Актуальность обращения к музыке колоколов определяется её местом в современной жизни, связью с важнейшими тенденциями развития русской музыки. В XX веке звонные идеи получили интереснейшую разработку в современной музыке многих композиторов. Изучение колоколов вступило в новую фазу. Ассоциация колокольного искусства, созданная при Международном фонде культуры, способствует широкому распространению знаний о колоколах, возрождению профессии звонарей. Члены Ассоциации, в особенности её вице-президент А.С.Ярешко, основательно изучают традиции русских и иных существующих звонов, предпринимают публикации староизданных книг о колоколах, организуют конференции специалистов из многих областей знания - музыковедов, искусствоведов, историков, металлургов, физиков, этнографов.

Круг научных интересов исследователей колоколов широк, однако ни в одном из трудов предметом специального изучения ещё не становилась колокольная образность, взятая в широком историко-стилевом и художественном контексте. Поэтому главной целью настоящей работы является, возможно, более полное рассмотрение принципов образно-семантического претворения звонов в русской музыке. Отсюда вытекают основные задачи исследования:

- выявить исторические и эстетико-художественные причины широкого распространения колокольной образности в ХГХ веке;

- проанализировать различные способы воссоздания колокольных звучаний в музыке;

- рассмотреть смысловые функции колокольности в музыкальной композиции инструментальных произведений и в драматургии опер;

- установить различия и общность подходов к воплощению колокольной образности в разных жанрах и у разных композиторов, сравнивая с художественными результатами, достигнутыми средствами других искусств.

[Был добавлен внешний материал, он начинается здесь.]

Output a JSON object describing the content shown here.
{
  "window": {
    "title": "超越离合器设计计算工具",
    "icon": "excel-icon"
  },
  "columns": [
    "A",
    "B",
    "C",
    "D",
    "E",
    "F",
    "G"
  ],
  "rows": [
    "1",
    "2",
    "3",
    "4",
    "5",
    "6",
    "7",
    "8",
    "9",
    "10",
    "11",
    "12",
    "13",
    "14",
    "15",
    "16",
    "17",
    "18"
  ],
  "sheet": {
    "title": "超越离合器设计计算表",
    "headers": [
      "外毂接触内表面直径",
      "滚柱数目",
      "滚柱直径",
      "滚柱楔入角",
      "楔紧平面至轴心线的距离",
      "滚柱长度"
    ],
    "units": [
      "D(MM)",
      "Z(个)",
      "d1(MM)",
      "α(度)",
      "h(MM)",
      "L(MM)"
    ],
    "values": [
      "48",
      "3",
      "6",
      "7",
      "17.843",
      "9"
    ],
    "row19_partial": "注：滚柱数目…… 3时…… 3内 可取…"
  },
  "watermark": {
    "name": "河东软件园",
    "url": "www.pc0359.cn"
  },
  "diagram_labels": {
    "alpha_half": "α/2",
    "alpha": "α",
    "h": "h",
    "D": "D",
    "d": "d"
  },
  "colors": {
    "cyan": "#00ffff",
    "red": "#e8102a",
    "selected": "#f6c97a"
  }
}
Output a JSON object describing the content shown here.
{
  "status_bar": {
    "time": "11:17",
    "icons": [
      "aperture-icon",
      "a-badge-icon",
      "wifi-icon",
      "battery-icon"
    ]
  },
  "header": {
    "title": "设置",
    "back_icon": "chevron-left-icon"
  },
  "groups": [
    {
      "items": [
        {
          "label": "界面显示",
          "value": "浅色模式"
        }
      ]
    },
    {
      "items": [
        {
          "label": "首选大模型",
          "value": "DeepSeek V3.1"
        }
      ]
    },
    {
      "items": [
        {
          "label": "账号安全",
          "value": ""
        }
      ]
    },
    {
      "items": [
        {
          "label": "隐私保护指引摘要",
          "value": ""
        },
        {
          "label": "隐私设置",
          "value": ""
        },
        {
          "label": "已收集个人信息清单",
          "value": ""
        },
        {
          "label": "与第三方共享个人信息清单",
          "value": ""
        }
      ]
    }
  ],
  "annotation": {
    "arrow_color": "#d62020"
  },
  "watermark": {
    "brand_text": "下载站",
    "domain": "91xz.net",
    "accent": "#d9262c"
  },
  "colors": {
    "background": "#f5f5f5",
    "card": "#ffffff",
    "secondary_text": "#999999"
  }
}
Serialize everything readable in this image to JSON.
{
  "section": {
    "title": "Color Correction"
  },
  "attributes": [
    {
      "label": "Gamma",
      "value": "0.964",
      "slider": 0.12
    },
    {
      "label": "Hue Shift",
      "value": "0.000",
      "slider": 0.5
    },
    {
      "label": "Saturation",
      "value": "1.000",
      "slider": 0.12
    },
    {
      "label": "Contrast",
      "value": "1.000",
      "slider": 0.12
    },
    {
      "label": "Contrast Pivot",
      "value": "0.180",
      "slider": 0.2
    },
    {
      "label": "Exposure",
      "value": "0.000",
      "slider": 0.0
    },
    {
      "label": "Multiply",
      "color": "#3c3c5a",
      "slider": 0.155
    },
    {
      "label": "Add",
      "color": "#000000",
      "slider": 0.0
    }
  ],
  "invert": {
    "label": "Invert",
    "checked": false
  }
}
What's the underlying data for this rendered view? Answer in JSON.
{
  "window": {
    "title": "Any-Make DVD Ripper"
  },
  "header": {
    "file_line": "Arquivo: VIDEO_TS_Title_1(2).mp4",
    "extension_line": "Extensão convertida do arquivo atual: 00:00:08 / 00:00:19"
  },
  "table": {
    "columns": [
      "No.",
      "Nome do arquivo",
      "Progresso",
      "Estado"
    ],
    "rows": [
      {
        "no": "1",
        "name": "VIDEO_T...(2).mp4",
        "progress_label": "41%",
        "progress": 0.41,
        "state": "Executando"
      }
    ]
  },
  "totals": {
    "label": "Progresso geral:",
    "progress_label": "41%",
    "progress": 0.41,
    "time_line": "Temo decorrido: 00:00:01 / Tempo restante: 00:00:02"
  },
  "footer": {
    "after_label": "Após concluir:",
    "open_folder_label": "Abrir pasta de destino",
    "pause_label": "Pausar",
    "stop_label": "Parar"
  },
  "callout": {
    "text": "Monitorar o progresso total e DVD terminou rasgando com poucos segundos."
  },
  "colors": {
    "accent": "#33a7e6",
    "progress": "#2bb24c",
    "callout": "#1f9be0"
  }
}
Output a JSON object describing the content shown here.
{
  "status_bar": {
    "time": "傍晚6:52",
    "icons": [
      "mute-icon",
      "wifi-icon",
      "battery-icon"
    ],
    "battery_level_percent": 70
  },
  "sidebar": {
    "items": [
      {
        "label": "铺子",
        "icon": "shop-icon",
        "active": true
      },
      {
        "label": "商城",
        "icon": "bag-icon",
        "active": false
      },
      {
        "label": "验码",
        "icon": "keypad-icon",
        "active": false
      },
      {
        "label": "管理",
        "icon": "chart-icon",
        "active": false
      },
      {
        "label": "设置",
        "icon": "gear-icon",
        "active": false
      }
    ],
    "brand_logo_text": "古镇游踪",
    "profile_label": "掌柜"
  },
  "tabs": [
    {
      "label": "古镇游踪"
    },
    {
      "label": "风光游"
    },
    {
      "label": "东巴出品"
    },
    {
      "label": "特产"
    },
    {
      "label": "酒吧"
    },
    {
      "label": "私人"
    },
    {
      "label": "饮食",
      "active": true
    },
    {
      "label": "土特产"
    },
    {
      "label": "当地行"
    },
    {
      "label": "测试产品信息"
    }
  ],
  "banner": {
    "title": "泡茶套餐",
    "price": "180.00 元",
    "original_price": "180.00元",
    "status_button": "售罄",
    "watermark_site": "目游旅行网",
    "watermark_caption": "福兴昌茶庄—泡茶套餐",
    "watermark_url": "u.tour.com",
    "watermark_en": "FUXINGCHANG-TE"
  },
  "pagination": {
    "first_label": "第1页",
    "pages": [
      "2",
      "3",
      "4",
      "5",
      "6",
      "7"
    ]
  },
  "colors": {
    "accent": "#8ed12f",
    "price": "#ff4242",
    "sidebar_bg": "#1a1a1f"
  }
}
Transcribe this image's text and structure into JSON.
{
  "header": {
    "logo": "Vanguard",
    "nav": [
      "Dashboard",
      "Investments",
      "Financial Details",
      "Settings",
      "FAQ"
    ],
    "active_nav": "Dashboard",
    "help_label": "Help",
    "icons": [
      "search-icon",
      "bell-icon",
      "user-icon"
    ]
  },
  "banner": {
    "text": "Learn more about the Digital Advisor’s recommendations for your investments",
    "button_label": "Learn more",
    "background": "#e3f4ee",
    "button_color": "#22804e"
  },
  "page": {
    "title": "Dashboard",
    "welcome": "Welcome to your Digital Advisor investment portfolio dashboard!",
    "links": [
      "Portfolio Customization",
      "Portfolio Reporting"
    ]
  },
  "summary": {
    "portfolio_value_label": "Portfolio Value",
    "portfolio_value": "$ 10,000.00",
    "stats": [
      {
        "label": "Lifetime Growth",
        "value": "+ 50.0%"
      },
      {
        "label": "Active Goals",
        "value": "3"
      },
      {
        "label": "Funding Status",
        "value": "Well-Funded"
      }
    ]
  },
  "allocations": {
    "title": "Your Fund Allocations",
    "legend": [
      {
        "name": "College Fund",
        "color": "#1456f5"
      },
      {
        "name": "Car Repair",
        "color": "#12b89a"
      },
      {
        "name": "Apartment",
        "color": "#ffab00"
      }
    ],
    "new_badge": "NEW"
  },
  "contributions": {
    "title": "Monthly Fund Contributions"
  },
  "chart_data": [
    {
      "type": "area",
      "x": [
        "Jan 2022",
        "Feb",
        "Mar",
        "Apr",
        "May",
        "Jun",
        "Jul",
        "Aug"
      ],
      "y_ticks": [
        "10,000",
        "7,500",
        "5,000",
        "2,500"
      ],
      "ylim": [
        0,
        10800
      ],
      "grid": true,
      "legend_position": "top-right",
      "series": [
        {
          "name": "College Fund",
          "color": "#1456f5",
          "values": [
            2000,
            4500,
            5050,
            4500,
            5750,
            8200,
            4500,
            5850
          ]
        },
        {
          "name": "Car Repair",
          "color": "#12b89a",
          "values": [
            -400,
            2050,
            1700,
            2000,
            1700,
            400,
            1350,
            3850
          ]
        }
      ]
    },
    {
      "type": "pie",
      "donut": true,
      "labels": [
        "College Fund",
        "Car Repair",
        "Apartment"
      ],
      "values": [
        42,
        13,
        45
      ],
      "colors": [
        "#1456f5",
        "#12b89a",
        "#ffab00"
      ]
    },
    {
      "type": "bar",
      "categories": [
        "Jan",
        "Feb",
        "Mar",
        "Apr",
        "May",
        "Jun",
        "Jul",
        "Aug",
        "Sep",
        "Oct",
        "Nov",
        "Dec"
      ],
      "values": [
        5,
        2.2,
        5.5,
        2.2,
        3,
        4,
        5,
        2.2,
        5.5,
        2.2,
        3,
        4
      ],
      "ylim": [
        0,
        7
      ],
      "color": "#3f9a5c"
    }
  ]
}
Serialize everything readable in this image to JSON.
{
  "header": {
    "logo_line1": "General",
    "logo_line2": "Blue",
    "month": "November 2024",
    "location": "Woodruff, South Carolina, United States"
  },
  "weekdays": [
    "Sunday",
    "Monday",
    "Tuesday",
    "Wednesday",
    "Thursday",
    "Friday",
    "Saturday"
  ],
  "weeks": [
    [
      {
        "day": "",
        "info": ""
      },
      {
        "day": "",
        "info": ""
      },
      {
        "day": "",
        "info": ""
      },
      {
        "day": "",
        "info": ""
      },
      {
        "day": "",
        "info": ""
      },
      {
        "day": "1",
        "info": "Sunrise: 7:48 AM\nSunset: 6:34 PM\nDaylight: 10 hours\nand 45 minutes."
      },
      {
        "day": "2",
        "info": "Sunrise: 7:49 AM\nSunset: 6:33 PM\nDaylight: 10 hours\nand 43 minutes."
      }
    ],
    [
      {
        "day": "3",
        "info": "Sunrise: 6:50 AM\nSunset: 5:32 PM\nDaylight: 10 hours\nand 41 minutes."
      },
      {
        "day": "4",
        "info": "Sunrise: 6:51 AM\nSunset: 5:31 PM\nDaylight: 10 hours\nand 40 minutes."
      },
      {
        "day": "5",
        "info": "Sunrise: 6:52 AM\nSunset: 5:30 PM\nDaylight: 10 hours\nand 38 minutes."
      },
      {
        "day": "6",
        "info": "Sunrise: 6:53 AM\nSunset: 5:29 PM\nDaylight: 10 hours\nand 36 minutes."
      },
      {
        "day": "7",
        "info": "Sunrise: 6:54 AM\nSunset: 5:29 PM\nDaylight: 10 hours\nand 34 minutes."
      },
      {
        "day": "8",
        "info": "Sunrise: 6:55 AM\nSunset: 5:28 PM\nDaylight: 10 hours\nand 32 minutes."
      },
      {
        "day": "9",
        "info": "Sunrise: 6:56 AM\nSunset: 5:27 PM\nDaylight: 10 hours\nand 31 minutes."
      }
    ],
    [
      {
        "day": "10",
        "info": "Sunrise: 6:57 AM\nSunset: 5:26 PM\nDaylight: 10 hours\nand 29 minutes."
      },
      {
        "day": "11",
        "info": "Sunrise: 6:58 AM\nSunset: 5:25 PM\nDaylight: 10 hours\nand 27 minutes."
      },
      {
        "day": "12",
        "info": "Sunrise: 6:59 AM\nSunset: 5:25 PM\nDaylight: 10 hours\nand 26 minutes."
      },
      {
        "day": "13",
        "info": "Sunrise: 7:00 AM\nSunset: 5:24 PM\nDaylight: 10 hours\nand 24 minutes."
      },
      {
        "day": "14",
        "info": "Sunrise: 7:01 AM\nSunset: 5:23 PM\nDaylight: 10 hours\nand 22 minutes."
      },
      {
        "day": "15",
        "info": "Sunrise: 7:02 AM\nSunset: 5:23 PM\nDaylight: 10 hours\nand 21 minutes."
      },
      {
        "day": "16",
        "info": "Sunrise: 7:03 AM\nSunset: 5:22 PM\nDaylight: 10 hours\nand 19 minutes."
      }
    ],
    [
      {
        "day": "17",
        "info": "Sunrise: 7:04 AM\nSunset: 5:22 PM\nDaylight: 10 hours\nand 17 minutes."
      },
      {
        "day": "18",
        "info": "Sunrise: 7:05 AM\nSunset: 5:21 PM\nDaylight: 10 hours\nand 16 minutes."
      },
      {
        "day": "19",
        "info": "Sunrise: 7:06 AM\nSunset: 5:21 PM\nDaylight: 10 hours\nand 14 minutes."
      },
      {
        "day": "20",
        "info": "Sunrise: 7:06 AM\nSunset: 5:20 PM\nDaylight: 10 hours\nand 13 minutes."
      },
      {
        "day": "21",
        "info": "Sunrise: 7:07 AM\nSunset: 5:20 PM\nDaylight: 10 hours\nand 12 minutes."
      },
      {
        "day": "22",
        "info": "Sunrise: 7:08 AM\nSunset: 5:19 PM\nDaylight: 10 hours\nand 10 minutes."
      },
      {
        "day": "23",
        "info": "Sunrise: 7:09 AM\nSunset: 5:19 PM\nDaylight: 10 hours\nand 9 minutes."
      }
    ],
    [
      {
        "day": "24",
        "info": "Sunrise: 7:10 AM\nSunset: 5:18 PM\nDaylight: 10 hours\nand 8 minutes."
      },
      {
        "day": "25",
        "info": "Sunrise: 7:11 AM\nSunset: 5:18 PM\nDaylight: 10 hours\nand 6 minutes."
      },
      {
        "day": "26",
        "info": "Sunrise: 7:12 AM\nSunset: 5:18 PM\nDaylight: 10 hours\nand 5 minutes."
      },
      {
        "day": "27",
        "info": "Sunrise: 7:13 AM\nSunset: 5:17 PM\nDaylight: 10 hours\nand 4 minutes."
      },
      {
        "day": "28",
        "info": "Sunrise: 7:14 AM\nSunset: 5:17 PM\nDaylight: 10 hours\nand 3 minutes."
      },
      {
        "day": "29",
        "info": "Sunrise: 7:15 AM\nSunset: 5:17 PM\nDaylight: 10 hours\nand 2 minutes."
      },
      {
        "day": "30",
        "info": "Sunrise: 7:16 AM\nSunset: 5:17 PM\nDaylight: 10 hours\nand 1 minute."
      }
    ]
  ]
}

Материалом исследования послужил широкий круг произведений русских композиторов XIX - начала XX века от романсов до масштабных оперных партитур, в которых колокольность играет смыслообразуюшую роль. Большое место в работе отведено анализу оперных произведений Глинки, Мусоргского, Римского-Корсакова, Бородина, позволяющих, наряду с представлением о различных способах воссоздания звонных эффектов, выявить драматургические функции колокольности в крупной музыкальной композиции. Отдельное место в работе отводится Скрябину, Рахманинову и Стравинскому, поскольку в их творчестве колокольность стала важным стилеобразующим фактором. Для создания объемного культурологического контекста привлекаются литературно-поэтические, философско-эстетические материалы, произведения изобразительного искусства.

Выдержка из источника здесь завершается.